[ KNOW™ Magazine Spring/Summer 2005 ]
BOOKS WE ARE READING
In a crowded marketplace, aesthetics is often the only way to make a product stand out.—The Substance of Style
WHY PEOPLE BUY THINGS THEY DON'T NEED: UNDERSTANDING AND PREDICTING CONSUMER BEHAVIOR
by Pamela N. Danziger (Dearborn Trade Publishing)
Marketing expert Pamela Danziger says the "whys" of consumer behavior can't always be neatly charted or found on the viewgraphs of your industry's competitive analysis. Only in-depth marketing research will help companies anticipate and prepare for changes in cultural, economic, and political environments. Danziger details fourteen consumer "justifiers"—excuses people use to justify discretionary purchases—and applies these insights to new marketing strategies. "Getting It Right" vignettes feature case studies from Bulgari to Longeberger to outlet malls. Danziger also examines the current and future outlook for thirty-seven product categories of what people buy, and discusses how future trends—such as an aging, more educated, more diverse population—will affect consumer behavior.
THE PARADOX OF CHOICE: WHY MORE IS LESS
by Barry Schwartz (HarperCollins Publishers)

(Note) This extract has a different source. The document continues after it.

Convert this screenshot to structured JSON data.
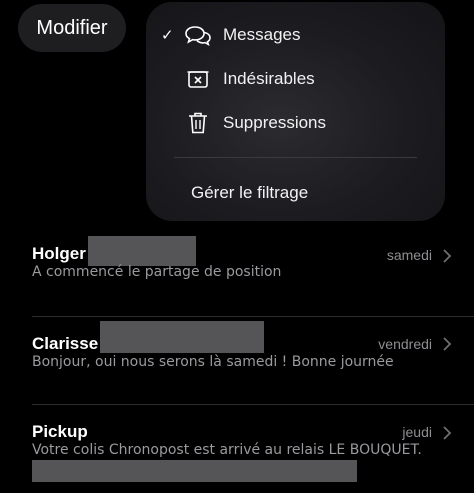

The average American sees about two hundred advertisements per waking hour, says social theorist and professor Barry Schwartz. The range of choices people face—in consumer products, healthcare, utilities, and even in our relationships with one another—has increased dramatically in recent years, and has left us overwhelmed. It is a symptom of the paradox of our times, Schwartz argues: awash in material abundance, people want control over the details, but also want to simplify their lives. He discusses how, when, and why consumers choose the way they do, and how much more difficult it has become to make the "right" choice, given so many options available to us.
THE SUBSTANCE OF STYLE: HOW THE RISE OF AESTHETIC VALUE IS REMAKING COMMERCE, CULTURE, AND CONSCIOUSNESS
by Virginia Postrel (HarperCollins Publishers)
A rage for poetry in the age of Wal-Mart? Postrel, a columnist for The New York Times, asserts that consumers today are demanding that the products they use—and even the stores where they shop—exhibit not just usefulness and value, but a sense of style. A sensitivity to and demand for aesthetics now extends well beyond the elites; "sensory appeals are everywhere [and] they are increasingly personalized." We visit a General Electric facility in upstate New York, for example, that is solely devoted to developing exotic colors and textures for GE products. Postrel also cites a host of items and purveyors—from iMac to Target to Starbucks—who have benefited from and played a part in this "prearticulate" revolution.